My entry on Computer Game and Internet Addiction: The Emergence of a New Clinical Disorder caught the interest of a Health Magazine in the Philippines and published a similar article a few months later.
Take a look at the latest findings from American, Canadian and British doctors.
From this article, Recognize Internet addiction as a mental illness, MD urges, compulsive e-mailing and text messaging could soon become classified as an official brain illness.
An editorial in this month’s issue of the American Journal of Psychiatry says Internet addiction — including “excessive gaming, sexual pre-occupations and e-mail/text messaging” — is a common compulsive-impulsive disorder that should be added to psychiatry’s official guidebook of mental disorders.
British psychiatrists, reporting last year in the journal Advances in Psychiatric Treatment, say a “significant minority” — some estimate between five and 10 per cent of online users — are addicted to the Internet, and that while early research suggests most are highly educated, highly introverted males, more recent studies suggest the bulk of the problem is occurring among middle-aged women on home computers.
Computer use becomes problematic when the behavior starts affecting people’s lives.
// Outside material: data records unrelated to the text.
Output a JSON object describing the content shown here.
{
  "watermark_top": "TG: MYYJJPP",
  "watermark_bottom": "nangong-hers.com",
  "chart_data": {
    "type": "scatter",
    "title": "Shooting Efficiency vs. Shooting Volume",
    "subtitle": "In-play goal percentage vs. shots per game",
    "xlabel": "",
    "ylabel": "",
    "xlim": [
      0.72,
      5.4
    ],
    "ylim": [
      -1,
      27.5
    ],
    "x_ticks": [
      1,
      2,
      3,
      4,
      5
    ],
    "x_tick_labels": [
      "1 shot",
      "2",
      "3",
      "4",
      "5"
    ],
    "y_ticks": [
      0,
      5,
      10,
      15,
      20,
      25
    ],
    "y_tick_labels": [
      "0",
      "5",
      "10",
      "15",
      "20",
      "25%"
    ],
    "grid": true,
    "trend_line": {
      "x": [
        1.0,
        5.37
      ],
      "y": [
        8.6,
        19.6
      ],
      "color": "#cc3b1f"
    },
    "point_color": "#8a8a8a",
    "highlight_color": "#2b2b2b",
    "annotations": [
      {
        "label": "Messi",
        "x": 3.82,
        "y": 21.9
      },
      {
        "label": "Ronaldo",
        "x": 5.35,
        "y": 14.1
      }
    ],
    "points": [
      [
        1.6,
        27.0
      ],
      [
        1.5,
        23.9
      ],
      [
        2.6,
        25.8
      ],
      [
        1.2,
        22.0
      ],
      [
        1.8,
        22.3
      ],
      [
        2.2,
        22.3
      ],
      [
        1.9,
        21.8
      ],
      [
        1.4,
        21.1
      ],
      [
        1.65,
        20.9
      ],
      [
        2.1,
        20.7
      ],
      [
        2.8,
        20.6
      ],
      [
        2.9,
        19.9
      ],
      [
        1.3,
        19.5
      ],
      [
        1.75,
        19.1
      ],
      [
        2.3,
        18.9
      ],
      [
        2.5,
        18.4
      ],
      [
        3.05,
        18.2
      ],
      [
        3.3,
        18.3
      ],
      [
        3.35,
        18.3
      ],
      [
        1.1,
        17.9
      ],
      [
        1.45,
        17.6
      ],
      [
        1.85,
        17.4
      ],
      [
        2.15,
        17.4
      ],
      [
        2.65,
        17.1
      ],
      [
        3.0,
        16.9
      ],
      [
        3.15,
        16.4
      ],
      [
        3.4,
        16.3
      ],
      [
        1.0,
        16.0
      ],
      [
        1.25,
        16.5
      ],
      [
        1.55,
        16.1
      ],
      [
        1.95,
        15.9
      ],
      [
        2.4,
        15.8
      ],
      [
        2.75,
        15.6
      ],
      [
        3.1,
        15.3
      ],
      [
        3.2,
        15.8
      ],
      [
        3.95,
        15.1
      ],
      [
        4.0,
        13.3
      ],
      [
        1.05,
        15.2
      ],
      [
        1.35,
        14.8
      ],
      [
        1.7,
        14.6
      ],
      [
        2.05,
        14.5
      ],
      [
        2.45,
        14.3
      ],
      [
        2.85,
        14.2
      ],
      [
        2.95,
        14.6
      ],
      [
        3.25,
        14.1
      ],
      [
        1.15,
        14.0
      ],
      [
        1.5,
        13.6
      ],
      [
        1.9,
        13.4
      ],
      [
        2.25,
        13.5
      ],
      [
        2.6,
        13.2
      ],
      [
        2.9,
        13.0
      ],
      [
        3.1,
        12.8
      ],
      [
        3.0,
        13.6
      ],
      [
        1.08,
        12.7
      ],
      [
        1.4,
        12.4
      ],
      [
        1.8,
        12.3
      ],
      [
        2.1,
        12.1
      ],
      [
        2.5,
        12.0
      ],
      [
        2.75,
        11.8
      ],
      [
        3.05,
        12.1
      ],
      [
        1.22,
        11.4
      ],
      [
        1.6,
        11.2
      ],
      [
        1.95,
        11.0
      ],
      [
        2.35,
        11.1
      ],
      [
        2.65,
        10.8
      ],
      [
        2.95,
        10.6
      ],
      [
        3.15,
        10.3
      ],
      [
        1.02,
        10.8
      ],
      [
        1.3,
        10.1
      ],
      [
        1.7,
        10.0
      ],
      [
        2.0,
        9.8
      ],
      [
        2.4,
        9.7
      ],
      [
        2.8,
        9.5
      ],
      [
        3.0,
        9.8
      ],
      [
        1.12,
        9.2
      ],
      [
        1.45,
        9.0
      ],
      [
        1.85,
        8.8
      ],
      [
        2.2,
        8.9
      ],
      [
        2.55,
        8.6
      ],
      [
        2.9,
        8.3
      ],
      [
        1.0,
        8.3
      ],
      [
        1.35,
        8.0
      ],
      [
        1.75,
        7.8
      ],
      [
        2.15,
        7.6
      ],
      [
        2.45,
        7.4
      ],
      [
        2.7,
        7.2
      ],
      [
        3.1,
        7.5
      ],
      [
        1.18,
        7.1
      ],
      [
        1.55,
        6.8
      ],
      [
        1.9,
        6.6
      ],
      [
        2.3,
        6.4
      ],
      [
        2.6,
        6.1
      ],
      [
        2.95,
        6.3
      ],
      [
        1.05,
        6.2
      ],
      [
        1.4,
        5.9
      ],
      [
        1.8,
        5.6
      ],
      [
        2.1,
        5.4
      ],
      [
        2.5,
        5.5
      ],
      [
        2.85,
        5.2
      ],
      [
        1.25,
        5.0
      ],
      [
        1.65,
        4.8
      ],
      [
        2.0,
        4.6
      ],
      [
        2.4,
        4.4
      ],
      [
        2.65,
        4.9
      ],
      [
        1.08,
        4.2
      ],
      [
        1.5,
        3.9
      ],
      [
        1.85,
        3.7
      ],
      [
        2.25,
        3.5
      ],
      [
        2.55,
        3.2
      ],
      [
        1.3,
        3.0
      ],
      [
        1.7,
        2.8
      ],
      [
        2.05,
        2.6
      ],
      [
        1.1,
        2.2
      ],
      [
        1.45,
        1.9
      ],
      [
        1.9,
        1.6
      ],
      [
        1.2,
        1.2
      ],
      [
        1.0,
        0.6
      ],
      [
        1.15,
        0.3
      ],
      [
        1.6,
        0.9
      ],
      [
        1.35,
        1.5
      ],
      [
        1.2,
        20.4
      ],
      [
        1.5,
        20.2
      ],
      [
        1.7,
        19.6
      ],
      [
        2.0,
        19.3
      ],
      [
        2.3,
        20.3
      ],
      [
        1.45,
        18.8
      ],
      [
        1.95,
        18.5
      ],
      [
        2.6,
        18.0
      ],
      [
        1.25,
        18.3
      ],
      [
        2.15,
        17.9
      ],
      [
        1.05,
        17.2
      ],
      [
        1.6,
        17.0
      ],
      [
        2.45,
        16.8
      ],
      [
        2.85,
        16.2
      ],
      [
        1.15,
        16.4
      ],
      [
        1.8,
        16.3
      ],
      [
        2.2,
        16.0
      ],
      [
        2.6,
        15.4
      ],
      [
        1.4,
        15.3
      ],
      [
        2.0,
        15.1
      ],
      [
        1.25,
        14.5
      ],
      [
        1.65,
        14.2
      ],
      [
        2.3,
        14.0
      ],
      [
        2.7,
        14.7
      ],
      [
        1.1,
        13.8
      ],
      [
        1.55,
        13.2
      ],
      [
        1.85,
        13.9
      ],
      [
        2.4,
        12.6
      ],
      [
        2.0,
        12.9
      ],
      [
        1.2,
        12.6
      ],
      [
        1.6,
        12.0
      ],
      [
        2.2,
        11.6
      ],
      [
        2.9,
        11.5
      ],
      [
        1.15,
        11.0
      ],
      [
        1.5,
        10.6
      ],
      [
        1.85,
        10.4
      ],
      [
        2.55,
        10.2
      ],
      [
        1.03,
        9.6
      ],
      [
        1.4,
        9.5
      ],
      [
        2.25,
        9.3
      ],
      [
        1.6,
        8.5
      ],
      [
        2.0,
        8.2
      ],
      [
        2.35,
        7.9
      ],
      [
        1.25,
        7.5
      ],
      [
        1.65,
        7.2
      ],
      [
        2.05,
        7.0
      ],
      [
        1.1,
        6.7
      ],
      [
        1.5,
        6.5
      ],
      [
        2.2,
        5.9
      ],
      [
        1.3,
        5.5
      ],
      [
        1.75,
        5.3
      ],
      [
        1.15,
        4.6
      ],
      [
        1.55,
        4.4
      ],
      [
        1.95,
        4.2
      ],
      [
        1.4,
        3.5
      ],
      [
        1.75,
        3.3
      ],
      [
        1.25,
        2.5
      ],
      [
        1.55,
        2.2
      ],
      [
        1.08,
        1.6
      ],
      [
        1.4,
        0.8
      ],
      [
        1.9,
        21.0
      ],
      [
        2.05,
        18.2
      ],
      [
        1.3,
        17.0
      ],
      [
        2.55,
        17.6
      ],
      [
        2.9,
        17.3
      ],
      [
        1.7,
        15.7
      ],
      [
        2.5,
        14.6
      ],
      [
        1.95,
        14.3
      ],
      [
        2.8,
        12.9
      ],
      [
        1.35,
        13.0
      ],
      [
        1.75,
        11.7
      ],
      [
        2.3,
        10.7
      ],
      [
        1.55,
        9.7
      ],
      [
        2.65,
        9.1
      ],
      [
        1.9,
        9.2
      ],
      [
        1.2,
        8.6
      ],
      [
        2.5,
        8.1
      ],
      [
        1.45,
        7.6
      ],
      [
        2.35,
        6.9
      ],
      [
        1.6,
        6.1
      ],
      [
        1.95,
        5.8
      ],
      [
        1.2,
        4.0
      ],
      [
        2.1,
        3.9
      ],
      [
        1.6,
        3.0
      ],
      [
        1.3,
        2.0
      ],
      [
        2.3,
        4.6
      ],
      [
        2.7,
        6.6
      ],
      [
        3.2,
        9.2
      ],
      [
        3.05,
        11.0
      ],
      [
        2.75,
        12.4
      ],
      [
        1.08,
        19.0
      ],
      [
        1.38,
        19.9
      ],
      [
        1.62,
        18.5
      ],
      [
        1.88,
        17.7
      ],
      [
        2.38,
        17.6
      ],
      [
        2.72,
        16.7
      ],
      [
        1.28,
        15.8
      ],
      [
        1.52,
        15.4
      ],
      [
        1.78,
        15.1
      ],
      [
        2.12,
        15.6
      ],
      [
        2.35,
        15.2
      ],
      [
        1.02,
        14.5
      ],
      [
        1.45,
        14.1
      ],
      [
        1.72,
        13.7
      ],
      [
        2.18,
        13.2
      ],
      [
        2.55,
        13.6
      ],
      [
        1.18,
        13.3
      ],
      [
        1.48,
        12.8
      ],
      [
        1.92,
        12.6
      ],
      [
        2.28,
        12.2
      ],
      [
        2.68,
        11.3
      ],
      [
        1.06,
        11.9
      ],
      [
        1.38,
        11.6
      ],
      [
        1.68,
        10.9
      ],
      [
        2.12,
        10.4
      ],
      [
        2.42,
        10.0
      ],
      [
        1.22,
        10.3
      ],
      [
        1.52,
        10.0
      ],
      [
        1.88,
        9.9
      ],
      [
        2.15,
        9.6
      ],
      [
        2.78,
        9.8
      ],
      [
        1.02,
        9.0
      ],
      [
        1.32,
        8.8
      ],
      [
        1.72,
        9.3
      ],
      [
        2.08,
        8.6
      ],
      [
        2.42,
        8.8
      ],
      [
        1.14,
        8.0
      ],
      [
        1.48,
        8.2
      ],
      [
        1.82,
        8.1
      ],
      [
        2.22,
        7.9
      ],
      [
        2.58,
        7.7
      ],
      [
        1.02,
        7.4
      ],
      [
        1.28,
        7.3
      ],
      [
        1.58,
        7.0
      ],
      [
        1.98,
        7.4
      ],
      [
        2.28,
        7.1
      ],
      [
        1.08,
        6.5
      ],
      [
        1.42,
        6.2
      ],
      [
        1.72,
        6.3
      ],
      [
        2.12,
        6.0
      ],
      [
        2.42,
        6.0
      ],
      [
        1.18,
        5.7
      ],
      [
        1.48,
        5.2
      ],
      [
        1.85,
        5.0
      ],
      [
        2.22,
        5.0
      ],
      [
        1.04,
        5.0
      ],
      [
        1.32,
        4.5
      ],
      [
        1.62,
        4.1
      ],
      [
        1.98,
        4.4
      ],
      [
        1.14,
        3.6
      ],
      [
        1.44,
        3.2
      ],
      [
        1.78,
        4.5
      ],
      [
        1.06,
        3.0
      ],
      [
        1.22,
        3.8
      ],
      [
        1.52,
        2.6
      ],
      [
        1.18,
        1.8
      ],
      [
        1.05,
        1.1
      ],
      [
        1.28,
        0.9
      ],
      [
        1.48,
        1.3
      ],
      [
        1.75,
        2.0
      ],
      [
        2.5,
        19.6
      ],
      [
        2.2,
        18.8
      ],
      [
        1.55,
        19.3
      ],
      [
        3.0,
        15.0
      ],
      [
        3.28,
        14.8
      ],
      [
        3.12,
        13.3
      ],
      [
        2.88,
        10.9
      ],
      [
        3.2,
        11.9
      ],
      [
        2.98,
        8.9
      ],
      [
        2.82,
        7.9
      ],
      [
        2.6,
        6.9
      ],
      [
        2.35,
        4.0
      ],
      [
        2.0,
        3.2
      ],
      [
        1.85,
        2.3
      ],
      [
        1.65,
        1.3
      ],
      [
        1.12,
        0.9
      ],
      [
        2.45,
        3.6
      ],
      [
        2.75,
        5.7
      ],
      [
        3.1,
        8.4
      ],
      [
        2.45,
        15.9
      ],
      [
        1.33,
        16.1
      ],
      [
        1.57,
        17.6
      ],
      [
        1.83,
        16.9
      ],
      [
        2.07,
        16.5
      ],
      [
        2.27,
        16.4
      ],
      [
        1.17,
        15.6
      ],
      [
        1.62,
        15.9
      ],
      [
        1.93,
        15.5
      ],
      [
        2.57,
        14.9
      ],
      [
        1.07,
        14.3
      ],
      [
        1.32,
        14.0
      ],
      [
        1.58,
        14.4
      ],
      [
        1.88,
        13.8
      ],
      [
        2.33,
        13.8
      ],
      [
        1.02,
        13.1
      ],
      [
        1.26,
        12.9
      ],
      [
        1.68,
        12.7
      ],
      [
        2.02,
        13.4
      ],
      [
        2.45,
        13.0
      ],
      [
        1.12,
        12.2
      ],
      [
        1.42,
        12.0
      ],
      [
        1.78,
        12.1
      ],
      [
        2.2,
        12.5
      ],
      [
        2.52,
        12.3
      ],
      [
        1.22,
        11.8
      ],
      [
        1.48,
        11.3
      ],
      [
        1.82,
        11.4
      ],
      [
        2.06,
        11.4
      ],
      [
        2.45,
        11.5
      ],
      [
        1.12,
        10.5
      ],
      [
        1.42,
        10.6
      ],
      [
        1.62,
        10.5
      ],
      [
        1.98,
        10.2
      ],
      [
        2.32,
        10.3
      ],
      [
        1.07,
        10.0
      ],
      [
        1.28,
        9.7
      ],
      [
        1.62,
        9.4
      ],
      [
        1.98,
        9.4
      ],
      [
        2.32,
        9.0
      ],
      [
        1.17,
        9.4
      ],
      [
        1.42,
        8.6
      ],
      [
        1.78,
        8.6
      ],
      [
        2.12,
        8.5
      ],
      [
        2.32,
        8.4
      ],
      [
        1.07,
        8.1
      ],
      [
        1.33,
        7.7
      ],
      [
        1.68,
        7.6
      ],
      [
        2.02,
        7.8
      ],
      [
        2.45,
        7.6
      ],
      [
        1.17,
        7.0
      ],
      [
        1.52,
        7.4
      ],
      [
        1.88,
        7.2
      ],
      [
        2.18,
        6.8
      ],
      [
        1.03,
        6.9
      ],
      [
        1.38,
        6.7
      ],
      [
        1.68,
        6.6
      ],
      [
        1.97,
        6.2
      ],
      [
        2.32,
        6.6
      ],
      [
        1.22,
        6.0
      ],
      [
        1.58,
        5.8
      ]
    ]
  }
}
That’s according to addiction therapist John Macdonald, of the Centre for Addiction and Mental Health in Toronto.
Computer users use the internet like they would drugs or alcohol as a way to escape reality, the researchers say. Addicts may turn out to be addicted to everything from the sheer act of typing, to chat rooms, online shopping or three-dimensional, multiplayer games users have described as “heroinware.”
Whenever I am at the malls and pass by internet cafes, I spot kids playing with their peers. Is that harmful? As parents, we want to know the limits of computer use. How can a parent become vigilant?
Research into Internet addiction is in its infancy stage. We naturally wonder how doctors decide when computer use crosses the line from the normal to the pathological.
According to addiction therapist John Macdonald, of the Centre for Addiction and Mental Health in Toronto, computer use becomes problematic when the behavior starts affecting people’s lives.
For example, is the person pre-occupied with getting, and staying, online? “If they’re not able to engage in it, is it emotionally upsetting for them?
“The real proof in the pudding: is the amount that you do causing any problems in your life?” Mr. Macdonald says.
I believe children can be taught the wise use of the computer as early as 6 years old and that parents should be firm with their discipline towards the welfare of their children’s educational growth.